Final answer:
The expected inter-arrival time between successive patients at an emergency room with a Poisson distribution mean of 14 people per hour is 4.29 minutes per person (rounded to two decimal places).
Step-by-step explanation:
The question concerns the Poisson distribution and the exponential distribution, both of which are concepts in probability theory, a branch of mathematics. Specifically, the question is asking for the expected inter-arrival time, in minutes, between successive patients seeking medical attention at an emergency room, given the average number of arrivals per hour follows the Poisson distribution with a mean of 14 people per hour.

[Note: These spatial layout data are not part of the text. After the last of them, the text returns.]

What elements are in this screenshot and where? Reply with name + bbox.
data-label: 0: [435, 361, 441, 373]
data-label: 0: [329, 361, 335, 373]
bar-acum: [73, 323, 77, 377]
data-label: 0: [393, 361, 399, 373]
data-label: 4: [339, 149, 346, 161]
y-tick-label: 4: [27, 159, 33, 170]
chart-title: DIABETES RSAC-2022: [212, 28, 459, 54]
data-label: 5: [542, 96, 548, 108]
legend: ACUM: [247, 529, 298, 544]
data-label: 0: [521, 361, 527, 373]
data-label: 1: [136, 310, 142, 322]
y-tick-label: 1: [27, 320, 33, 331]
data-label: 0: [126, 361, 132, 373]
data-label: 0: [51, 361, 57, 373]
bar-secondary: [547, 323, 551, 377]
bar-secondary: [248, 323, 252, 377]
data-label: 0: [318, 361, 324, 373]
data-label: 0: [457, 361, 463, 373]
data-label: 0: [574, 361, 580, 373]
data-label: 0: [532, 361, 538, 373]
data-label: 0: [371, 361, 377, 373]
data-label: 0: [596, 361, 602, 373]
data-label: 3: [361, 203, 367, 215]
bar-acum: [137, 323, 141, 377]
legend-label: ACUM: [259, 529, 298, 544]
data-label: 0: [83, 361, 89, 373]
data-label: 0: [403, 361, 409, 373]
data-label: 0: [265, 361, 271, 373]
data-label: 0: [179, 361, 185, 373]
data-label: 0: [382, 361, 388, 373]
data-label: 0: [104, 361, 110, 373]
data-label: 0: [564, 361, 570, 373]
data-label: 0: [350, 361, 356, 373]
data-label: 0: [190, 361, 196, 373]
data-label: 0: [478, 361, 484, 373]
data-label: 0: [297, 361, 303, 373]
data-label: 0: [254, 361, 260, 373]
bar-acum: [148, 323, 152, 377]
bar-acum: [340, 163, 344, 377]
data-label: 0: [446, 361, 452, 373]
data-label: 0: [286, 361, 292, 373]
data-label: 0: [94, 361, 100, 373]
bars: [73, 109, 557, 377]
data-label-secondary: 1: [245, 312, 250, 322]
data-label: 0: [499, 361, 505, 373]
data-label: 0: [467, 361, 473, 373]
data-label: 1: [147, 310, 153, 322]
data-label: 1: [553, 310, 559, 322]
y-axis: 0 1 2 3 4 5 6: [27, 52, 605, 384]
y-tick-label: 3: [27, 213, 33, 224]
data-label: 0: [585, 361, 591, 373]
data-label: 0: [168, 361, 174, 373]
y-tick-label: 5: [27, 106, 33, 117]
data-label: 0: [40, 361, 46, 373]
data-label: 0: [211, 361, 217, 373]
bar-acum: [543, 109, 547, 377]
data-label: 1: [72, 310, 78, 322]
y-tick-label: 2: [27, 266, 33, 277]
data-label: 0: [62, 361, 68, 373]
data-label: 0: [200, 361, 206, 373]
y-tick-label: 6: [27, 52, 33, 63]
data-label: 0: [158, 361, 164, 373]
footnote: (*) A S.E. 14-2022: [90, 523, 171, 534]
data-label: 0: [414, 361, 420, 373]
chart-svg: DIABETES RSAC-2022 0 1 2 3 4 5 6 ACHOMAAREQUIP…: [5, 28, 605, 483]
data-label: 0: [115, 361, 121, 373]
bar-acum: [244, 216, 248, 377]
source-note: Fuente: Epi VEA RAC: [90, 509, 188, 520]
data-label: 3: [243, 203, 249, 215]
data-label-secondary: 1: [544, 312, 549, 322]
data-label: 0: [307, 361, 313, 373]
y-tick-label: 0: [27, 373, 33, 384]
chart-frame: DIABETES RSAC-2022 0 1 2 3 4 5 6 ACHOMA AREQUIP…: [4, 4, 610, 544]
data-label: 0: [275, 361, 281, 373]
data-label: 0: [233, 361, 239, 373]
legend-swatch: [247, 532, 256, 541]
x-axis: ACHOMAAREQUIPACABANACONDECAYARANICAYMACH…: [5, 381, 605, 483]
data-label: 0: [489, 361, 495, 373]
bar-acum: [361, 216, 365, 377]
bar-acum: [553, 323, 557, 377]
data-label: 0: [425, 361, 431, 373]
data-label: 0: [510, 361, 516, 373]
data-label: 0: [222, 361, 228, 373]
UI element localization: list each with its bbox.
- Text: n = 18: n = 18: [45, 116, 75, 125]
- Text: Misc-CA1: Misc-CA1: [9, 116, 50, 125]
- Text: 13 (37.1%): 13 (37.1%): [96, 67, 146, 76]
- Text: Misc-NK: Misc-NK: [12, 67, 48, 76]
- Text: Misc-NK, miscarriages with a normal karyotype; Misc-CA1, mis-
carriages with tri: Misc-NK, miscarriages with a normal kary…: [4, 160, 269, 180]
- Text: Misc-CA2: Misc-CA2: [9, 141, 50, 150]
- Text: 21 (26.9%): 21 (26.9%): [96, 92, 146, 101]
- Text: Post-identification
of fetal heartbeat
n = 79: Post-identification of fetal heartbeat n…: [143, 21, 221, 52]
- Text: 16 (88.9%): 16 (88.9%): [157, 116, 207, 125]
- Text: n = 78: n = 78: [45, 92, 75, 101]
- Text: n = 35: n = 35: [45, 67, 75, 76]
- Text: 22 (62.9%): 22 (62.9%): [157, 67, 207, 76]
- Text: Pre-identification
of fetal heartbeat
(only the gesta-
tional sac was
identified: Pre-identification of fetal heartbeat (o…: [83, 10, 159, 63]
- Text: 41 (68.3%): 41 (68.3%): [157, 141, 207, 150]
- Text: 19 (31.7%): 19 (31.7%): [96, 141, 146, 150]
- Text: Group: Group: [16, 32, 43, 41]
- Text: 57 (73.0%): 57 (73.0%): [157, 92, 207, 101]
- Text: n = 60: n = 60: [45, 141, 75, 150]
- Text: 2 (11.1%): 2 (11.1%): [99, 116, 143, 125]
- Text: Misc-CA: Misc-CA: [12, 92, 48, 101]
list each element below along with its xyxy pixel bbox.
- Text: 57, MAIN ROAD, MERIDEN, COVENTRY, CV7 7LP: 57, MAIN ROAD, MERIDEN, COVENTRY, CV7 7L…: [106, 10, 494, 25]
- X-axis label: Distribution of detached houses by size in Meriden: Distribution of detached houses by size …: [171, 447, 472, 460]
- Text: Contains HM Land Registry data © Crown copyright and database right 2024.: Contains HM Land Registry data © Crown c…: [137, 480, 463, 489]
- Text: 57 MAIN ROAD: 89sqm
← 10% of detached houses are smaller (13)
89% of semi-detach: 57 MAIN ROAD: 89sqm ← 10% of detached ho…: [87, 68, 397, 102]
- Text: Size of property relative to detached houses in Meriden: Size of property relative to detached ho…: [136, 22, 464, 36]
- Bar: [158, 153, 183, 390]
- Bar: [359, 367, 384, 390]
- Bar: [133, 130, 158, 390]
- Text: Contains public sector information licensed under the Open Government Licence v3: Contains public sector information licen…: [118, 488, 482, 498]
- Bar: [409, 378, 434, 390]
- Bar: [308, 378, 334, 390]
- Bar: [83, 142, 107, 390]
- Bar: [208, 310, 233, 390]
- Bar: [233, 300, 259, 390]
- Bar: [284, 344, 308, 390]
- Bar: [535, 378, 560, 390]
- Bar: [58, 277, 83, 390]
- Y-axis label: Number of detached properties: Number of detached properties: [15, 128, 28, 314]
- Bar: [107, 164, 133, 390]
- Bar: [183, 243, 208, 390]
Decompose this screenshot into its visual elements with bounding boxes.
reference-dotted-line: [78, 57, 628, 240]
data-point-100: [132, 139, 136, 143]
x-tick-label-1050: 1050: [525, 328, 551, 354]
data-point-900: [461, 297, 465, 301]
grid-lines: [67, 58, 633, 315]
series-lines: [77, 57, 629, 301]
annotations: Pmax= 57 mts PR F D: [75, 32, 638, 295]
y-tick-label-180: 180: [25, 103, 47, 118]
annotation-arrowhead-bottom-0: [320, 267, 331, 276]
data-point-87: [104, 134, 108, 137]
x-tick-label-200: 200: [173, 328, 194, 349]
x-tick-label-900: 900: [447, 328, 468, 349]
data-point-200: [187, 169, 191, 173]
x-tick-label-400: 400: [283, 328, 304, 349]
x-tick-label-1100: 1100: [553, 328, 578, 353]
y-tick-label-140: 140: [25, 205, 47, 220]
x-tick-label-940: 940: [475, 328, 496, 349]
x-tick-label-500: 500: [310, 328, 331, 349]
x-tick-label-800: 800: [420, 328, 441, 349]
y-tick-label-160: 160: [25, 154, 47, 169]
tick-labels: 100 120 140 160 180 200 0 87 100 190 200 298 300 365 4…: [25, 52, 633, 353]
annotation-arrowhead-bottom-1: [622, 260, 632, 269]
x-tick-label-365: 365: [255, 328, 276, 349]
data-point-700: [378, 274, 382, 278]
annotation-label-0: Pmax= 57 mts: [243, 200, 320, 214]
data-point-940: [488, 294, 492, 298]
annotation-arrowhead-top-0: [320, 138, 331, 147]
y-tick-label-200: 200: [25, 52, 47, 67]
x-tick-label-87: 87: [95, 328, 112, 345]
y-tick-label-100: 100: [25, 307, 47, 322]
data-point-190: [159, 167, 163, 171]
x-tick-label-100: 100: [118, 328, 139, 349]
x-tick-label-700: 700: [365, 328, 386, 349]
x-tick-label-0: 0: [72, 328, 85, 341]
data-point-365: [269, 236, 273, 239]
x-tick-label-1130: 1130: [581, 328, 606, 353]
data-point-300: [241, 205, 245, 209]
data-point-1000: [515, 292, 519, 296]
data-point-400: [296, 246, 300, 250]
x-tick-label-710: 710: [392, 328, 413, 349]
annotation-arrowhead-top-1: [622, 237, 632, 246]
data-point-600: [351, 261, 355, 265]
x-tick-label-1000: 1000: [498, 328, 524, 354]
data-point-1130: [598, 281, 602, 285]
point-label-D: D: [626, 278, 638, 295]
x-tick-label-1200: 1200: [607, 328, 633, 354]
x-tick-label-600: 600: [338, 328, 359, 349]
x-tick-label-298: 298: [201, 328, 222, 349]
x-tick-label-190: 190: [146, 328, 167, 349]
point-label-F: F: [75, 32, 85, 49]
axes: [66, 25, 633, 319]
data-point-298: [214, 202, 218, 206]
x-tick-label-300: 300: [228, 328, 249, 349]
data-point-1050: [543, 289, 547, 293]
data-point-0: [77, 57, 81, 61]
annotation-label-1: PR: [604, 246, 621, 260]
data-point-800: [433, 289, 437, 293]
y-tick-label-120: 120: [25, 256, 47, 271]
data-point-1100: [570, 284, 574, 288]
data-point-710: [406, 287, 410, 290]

To find the expected inter-arrival time, we utilize the fact that the inter-arrival times in a Poisson process are exponentially distributed. The rate λ for the exponential distribution is the same as the mean of the Poisson distribution, which is 14 people per hour. The expected inter-arrival time is the inverse of this rate. To convert this rate to minutes, we perform the calculation 1/14 and then multiply by 60 to get the time in minutes.
The expected inter-arrival time is calculated as follows:
Expected inter-arrival time = 1/mean rate = 1/λ
So, for a mean of 14 people per hour, the expected inter-arrival time is:
1/14 hours per person * 60 minutes per hour = 4.29 minutes per person (to two decimal places).